El Comando Vermelho es, sin duda, una organización criminal poderosa. Nació en las cárceles de los años setenta, en pleno régimen militar, y desde entonces domina el tráfico de drogas en Río. Pero su poder se alimenta, también, del abandono estatal, de la desigualdad estructural, de una sociedad que produce marginalidad y después la extermina. En nombre de la seguridad, el Estado brasileño libra una guerra que no puede ganar porque combate contra sus propios ciudadanos.
Mientras los drones sobrevolaban Vila Cruzeiro y Penha, los medios hablaban de “enfrentamientos”. Pero en los videos, en las fotos, lo que se ve son cuerpos en las calles, jóvenes descalzos y sin camiseta, mujeres llorando frente a hospitales, niños escondidos debajo de las camas. En la favela, la policía entra como si estuviera en territorio enemigo. No hay derechos, no hay presunción de inocencia, no hay ley. Solo hay fuego cruzado.
Carolina Grillo, especialista en crimen organizado, lo explicó con crudeza: “Las personas llevan sus rutinas relativamente en paz, excepto en momentos de guerra u operaciones policiales”. La paradoja es brutal: los habitantes temen más al Estado que a los narcotraficantes. Y esa lógica del miedo permanente es la que sostiene la política de seguridad de Río desde hace décadas.

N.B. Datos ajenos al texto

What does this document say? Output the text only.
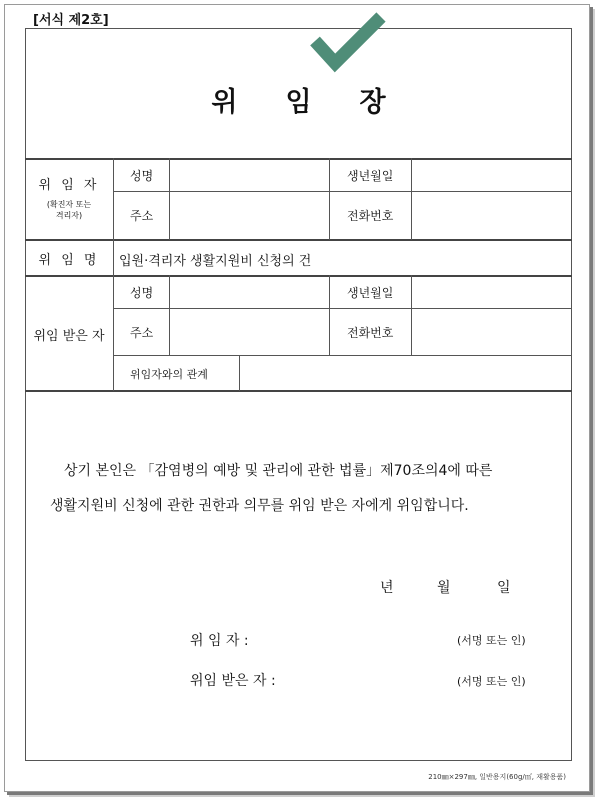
[서식 제2호]
위임장
위 임 자
(확진자 또는
격리자)
성명	생년월일
주소	전화번호
위 임 명	입원·격리자 생활지원비 신청의 건
위임 받은 자
성명	생년월일
주소	전화번호
위임자와의 관계
상기 본인은 「감염병의 예방 및 관리에 관한 법률」제70조의4에 따른
생활지원비 신청에 관한 권한과 의무를 위임 받은 자에게 위임합니다.
년	월	일
위 임 자 :	(서명 또는 인)
위임 받은 자 :	(서명 또는 인)
210㎜×297㎜, 일반용지(60g/㎡, 재활용품)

Cada gobierno promete erradicar el narcotráfico. Ninguno lo logra. Lula, que ahora enfrenta presiones internas e internacionales, heredó un país donde la policía mata en promedio dos personas por día solo en Río. Durante el bolsonarismo, se naturalizó el lenguaje de la guerra: “bandido bom é bandido morto”. Hoy, aun con un gobierno de signo opuesto, la maquinaria represiva sigue funcionando igual. Cambian los discursos, pero no los métodos.

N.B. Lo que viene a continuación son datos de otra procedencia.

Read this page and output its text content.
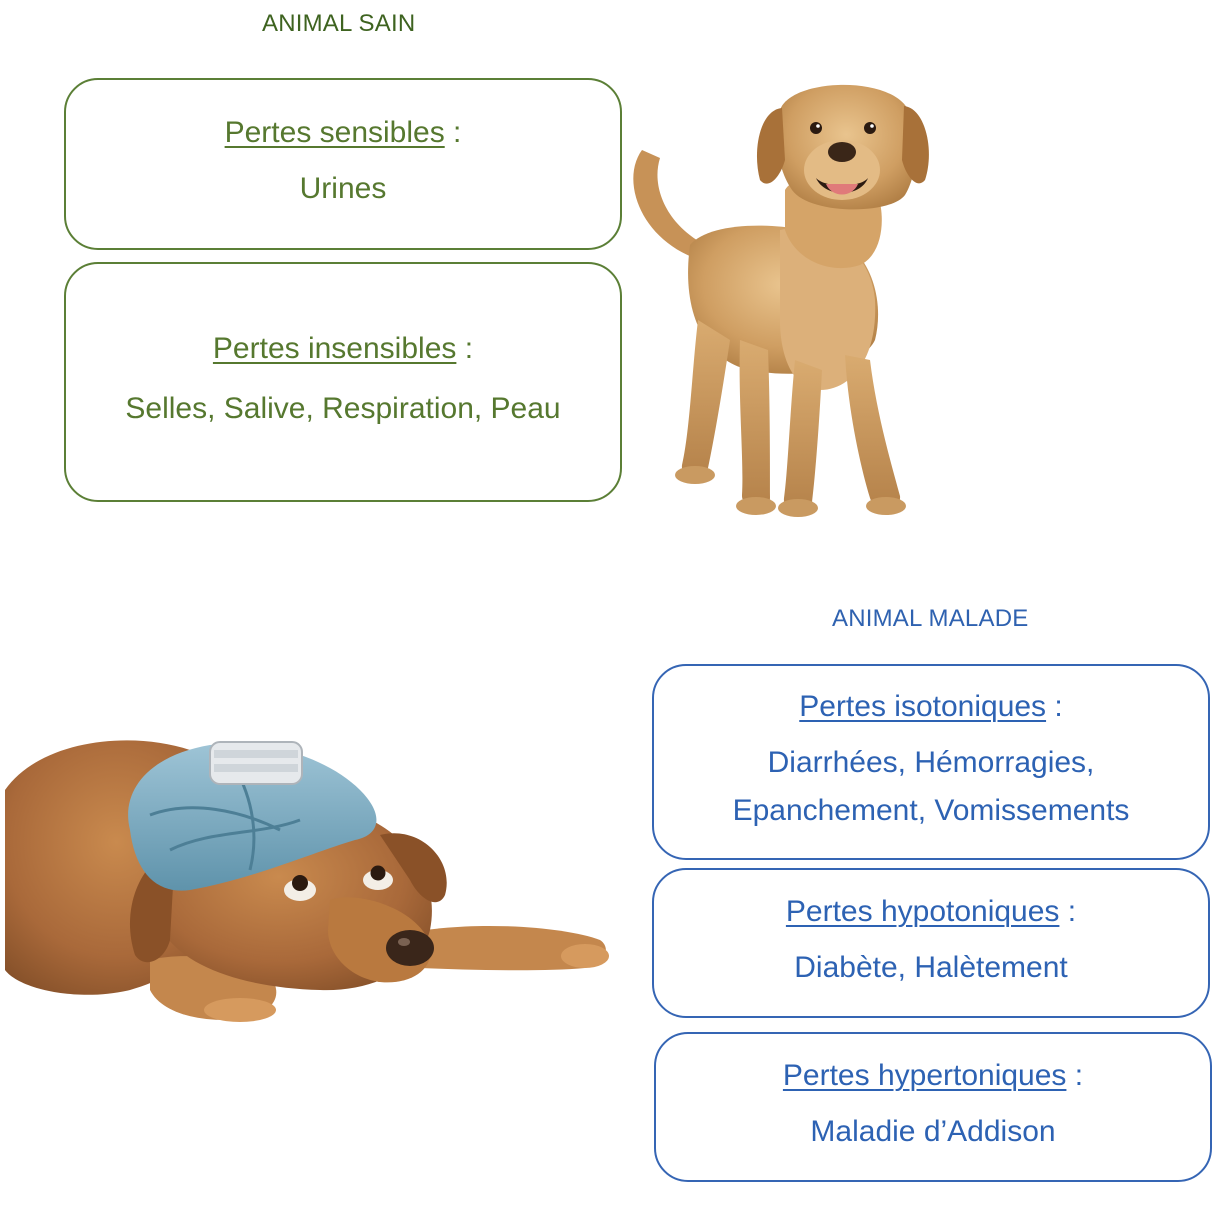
ANIMAL SAIN
Pertes sensibles :
Urines
Pertes insensibles :
Selles, Salive, Respiration, Peau
ANIMAL MALADE
Pertes isotoniques :
Diarrhées, Hémorragies,
Epanchement, Vomissements
Pertes hypotoniques :
Diabète, Halètement
Pertes hypertoniques :
Maladie d’Addison
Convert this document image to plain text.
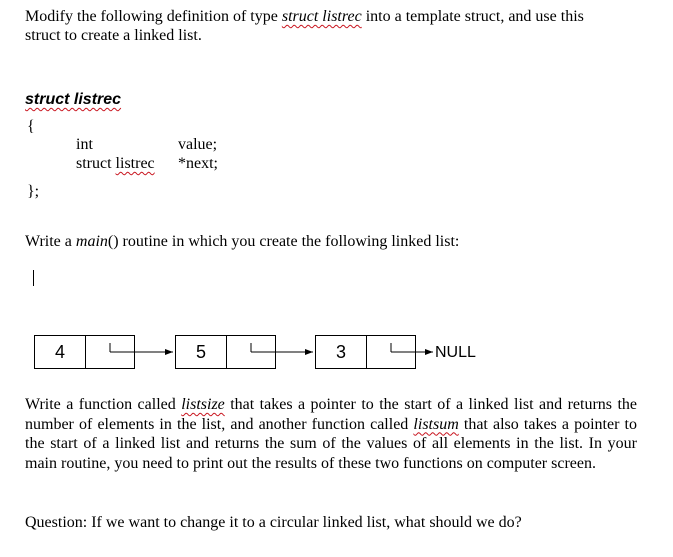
Modify the following definition of type struct listrec into a template struct, and use this
struct to create a linked list.
struct listrec
{
int	value;
struct listrec *next;
};
Write a main() routine in which you create the following linked list:
4	5	3	NULL
Write a function called listsize that takes a pointer to the start of a linked list and returns the number of elements in the list, and another function called listsum that also takes a pointer to the start of a linked list and returns the sum of the values of all elements in the list. In your main routine, you need to print out the results of these two functions on computer screen.
Question: If we want to change it to a circular linked list, what should we do?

La tragedia de Río tiene raíces profundas. En el Brasil de la desigualdad obscena, las favelas son territorios donde la vida vale menos. La policía entra a matar, y el Estado se retira cuando se apagan los tiros. No hay políticas de inclusión, no hay empleo, no hay escuelas funcionando. Hay, en cambio, helicópteros, fusiles y drones. Medio siglo después de la dictadura, la lógica de la “seguridad nacional” sigue intacta: el enemigo está dentro.
Las organizaciones de derechos humanos hablaron de “terror de Estado”. El gobierno federal promete investigar, pero la historia brasileña demuestra que pocas veces hay consecuencias. La impunidad se sostiene en el relato de que “los muertos eran delincuentes”. Como si eso justificara todo. Como si en una democracia fuera aceptable ejecutar sin juicio previo.
Río arde, una vez más, en vísperas del cumpleaños número ochenta de Lula. El presidente, que encarna para muchos la esperanza de una izquierda capaz de reconciliar justicia social con orden, enfrenta una prueba crucial: romper con el paradigma punitivo que atraviesa la política brasileña. Pero eso implicaría confrontar no solo con los sectores conservadores, sino también con una parte de la sociedad que ve en la represión una forma de redención.
El operativo que dejó 132 muertos no es una excepción. Es la norma. Brasil lleva décadas administrando la violencia como si fuera política pública. Las favelas, convertidas en laboratorios de control social, son el espejo más nítido de un país fracturado entre quienes pueden vivir sin miedo y quienes aprenden a convivir con él.
Río de Janeiro, la “cidade maravilhosa”, vuelve a mostrar su rostro más cruel: el de un Estado que, incapaz de ofrecer futuro, impone silencio a través del plomo. En las colinas donde el samba nació, el sonido de los tambores fue reemplazado por el de los fusiles. Y mientras tanto, el mundo mira horrorizado, pero con la misma indiferencia de siempre. Porque la violencia latinoamericana, cuando no amenaza al turismo ni a los mercados, se consume como espectáculo.
Al final del día, los muertos en Río no son noticia por su nombre, sino por su número. Ciento treinta y dos. Otro episodio más en una guerra que Brasil nunca decidió declarar, pero que sigue librando todos los días, contra sí mismo.